OITA, Japan (Reuters) – France centre Sofiane Guitoune says the most important aspect of their preparation for Sunday’s World Cup quarter-final against Wales has been learning how to stop themselves “acting like idiots” when they are in positions of dominance.

Against Argentina and Tonga in their pool games, the French started well but ended up hanging on desperately and even against the United States they needed a late surge after a 12-0 lead was trimmed to 12-9 with 15 minutes to go.

Nobody in the camp either needs any reminding about what happened last time they faced Wales, in the opening game of this year’s Six Nations. They played superbly in difficult conditions to lead 16-0 at halftime in Paris, only for the Welsh to storm back and claim the 24-19 win that set them on the way to a Grand Slam.

That made it seven wins out of eight in the fixture for Wales since France edged the 2011 World Cup semi-final by a point and there is a collective will in the French squad to stiffen their resolve for Sunday.

“In those pool matches, we took a quick lead and then the outcome always ends up the same,” Guitoune told a news conference on Tuesday.

“Perhaps because everything is going too well. I think it’s more in our heads than it is a structural problem.

“We’ve talked about it, reset our strategies so that when we start to act like idiots, to not respect the game plan, to panic for no reason, we can start off again on the front foot and not make ourselves afraid until the end of the match.”

France look better equipped now to deal with the Welsh attack, with new systems put in place by assistant coach Fabien Galthie.

“We are better set up to counter-attack and put Wales in difficulty and we’ve really worked on that, said fellow-centre Gael Fickou.

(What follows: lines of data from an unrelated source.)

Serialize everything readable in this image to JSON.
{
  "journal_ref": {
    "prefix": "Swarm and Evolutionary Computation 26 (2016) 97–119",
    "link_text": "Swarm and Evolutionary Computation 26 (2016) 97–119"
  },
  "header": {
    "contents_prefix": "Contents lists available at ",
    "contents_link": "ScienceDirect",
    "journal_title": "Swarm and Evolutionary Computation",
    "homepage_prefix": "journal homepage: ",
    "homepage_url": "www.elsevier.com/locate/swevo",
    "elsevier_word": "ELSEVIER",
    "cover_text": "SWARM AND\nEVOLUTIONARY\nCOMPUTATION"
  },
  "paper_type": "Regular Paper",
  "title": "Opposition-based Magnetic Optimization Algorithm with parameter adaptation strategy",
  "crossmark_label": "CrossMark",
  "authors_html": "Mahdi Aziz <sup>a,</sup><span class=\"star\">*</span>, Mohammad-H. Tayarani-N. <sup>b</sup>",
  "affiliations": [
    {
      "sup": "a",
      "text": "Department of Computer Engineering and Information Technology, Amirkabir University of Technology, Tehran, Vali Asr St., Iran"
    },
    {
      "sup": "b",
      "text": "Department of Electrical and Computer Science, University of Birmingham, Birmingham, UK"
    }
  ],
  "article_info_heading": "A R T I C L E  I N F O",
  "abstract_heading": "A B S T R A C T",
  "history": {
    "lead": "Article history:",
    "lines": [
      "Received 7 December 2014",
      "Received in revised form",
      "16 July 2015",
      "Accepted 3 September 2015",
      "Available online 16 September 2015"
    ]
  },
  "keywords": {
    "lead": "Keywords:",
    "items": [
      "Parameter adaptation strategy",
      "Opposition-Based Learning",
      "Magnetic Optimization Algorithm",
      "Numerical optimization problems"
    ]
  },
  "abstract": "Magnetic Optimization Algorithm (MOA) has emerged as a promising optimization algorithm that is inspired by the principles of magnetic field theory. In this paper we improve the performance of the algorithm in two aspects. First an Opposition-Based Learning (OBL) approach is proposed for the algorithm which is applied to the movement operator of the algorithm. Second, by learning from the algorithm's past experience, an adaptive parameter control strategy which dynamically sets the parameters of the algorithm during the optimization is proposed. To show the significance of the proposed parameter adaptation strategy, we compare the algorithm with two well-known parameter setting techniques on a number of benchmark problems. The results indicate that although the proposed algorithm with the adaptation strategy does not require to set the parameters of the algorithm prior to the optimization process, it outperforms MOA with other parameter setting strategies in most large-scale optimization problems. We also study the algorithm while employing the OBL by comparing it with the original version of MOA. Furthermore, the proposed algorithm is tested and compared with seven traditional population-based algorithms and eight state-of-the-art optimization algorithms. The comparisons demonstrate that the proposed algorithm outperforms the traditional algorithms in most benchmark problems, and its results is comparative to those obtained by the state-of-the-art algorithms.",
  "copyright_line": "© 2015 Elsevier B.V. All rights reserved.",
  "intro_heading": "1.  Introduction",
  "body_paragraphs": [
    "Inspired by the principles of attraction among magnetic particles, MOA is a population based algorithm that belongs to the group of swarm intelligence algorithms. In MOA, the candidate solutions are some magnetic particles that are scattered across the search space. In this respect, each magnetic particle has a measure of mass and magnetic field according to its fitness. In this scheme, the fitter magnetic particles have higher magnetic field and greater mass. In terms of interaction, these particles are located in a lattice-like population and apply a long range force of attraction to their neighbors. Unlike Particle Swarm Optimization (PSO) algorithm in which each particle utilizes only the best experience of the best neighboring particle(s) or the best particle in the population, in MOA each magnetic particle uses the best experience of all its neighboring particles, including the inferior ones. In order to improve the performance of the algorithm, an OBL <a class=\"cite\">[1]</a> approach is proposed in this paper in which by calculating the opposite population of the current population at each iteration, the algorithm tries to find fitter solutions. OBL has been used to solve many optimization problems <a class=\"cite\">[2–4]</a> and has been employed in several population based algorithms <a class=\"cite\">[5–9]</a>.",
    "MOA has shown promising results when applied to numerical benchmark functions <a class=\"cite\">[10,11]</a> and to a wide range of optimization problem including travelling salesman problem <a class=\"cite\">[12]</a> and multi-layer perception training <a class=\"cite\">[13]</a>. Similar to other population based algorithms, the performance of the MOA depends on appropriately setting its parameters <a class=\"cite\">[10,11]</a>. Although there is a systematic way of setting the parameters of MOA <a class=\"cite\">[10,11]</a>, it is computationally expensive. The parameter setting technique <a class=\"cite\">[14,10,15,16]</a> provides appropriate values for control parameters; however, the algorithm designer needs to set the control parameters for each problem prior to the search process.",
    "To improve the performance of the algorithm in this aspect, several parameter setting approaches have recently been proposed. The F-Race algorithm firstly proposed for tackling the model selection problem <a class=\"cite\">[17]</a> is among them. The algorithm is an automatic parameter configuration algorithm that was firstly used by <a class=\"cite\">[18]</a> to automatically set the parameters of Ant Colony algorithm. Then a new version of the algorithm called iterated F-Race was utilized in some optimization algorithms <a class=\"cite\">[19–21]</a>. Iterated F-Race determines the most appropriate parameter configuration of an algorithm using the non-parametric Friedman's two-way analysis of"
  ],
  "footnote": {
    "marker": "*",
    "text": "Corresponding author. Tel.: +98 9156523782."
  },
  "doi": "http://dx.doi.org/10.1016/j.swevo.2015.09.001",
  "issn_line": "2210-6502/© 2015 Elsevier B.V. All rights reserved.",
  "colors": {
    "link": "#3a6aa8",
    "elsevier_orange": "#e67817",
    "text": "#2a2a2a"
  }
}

“Our speed will be the key to the match. The moments when we’ve been unsure, when we’ve slowed the game down, have been when we didn’t win our individual duels.”

Fickou said he had also been thinking about the one game they have won against Wales in the last eight years – the remarkable 2017 match where they eventually, and controversially, triumphed 20-18 when Camille Lopez converted Damien Chouly’s try in the 21st minute of stoppage time.

“It had been a long time since I’d felt emotion like that. That’s what you play for,” he said. “It was a fantastic feeling, with Chouly’s try which saved us all. It’s one of those great memories.”

France’s chances of a repeat on Sunday are likely to be considerably hampered if scrumhalf Antoine Dupont and winger Damian Penaud fail to make the team as both battle back from injuries.

Dupont has a back problem but Guitoune said he was “running like a rabbit” in training and was confident he would make Sunday’s match.

Penaud has an abdominal strain but is also expected to start.